Giulio Boccaletti’s Water: A Biography review: The life of water and how it shapes human civilisation

Understanding a moving force, society’s attempt to tame it through science and technology, and the impact on the environment

June 03, 2022 12:04 pm | Updated 12:04 pm IST

Giulio Boccaletti is a physicist and climate scientist. He is currently the Chief Strategy Officer and global ambassador for water, for Nature Conservancy, one of the world’s largest environmental organisations. His book, Water: a Biography, is a compelling account of the centrality of Earth’s climate controller, water, in shaping life in it and determining the course of human history. It is thanks to its presence in the atmosphere as water vapour, Boccaletti tells us, “that the planet is habitable.” The book is grand in scope. It melds cosmology, mythology, archaeology and history to bring home to the reader how human civilisation is shaped by water.

It was only relatively recently, around 5000 BCE, Boccaletti explains, that humans made the transition from the nomadic hunter-gatherer stage to a sedentary one as agriculturists growing grains, thanks to the availability of water. This in turn triggered urbanisation too. Water also served another no less important purpose. The rivers, canals and seas of the world provided the most efficient means of transporting large quantities of material of all kinds within and between countries. Globalisation today, as in ancient times, moves on water.

As “res publica — a public good,” water, Boccaletti contends, “defies private ownership, is hard to contain and requires public management.” He argues that “at its heart, therefore, the story of water is not technological but political” with people developing “institutions that required mediating individual desires and collective action in the face of water’s force.”

Migration crisis

Among the most interesting parts of Boccaletti’s book is an account of a highly globalised Mediterranean Bronze age of the second millennium BCE. The period saw a vast commercial and diplomatic network develop “between the territorial states of the eastern Mediterranean.” Among those that prospered were Assyria and Babylon in present day Iraq, Elam in Iran, Ugarit on the Syrian Coast, Hittites in Anatolia and ancient Egypt. The catastrophe that marked the end of this period of prosperity and regional integration,” Boccaletti postulates, “appears to have been a climate induced migration crisis,” something that is repeated to this day.

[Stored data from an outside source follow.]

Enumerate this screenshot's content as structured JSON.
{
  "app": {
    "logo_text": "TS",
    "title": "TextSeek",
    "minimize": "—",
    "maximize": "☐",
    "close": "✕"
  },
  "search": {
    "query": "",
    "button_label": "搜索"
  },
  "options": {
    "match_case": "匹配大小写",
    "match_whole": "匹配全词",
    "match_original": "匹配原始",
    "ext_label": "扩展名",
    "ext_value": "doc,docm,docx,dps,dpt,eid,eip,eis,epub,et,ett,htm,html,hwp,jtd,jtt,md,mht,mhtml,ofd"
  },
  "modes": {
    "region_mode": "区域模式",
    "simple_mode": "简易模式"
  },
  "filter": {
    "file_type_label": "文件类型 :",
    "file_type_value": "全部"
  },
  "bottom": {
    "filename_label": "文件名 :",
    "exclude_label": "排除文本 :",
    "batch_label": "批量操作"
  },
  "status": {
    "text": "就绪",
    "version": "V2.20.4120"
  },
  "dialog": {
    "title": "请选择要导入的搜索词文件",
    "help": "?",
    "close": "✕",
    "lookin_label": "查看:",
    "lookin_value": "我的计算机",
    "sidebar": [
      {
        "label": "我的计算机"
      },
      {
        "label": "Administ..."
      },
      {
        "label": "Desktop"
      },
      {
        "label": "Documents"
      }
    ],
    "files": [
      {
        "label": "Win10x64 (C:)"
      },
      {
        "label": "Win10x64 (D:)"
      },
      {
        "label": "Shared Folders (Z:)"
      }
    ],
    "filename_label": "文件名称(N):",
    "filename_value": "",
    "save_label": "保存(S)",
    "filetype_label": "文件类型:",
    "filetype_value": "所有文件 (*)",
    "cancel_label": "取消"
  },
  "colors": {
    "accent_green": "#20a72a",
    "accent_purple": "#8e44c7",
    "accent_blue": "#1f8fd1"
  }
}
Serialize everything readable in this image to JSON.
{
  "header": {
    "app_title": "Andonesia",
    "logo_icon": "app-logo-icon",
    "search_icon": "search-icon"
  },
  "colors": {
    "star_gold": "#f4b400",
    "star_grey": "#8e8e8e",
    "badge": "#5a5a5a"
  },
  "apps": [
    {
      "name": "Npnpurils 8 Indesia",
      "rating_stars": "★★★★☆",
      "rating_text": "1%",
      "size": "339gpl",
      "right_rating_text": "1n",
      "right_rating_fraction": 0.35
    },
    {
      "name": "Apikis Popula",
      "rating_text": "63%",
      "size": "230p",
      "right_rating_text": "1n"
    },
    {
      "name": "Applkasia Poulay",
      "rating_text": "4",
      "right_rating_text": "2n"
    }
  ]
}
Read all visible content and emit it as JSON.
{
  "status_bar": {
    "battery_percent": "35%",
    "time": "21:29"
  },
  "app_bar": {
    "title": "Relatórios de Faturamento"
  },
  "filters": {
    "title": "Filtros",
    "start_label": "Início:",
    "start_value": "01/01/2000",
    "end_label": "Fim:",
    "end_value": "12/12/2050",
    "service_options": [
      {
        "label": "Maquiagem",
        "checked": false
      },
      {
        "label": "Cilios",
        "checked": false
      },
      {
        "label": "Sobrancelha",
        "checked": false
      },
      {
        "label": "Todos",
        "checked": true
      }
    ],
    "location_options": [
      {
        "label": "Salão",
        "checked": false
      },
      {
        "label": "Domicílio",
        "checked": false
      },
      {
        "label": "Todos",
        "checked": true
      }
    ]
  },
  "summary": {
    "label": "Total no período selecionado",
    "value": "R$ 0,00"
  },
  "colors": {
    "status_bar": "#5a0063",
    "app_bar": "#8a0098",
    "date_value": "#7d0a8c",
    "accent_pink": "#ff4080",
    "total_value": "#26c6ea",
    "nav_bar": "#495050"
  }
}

The growth of the ancient states of Greece and Rome is well covered by Boccaletti. He saw the development of “institutions to manage the consequences of a sedentary world of moving water for a society organised around the idea of individual freedom,” adding that the “constitutional settlements crystallized formal boundaries between individual liberty and public benefit, establishing the state as mediator between the two.”

Dams in China, America

China’s feats of hydraulic engineering from ancient and mediaeval times including the still-in-use 1770 km Grand Canal figure prominently in Boccaletti’s book.

However, the inspiration for large dams and hydroelectric projects through the 20th century came from the United States.

This led to the construction of massive dams around the world, among them the Aswan Dam in Egypt and the humongous Three Gorges Dam in China.

“Modern water infrastructure has replumbed the planet,” he writes, pointing out that technology enthusiasts celebrate the achievements, while environmentalists bemoan the impact.

Boccaletti’s book is well researched, drawing extensively on rare original records left in tablets, papyrus and archives — the last on the evolution of nation states in Europe and even on the climatic factors contributing to the rise of the Netherlands as a maritime and colonial power.

A quarter of the book comprises notes, an extensive bibliography and a comprehensive index. Together, these greatly enhance the reading experience of an exceptionally entertaining book.

It is a pity that such an engaging and illuminating work should ignore ancient and mediaeval India, with a rich water history of its own and water myths and legends to match those of Gilgamesh and Noah, both covered extensively by Boccaletti in his book.

Water: A Biography; Giulio Boccaletti, Penguin Random House, ₹410 (Kindle price).

The reviewer teaches public policy and contemporary history at IISc Bengaluru.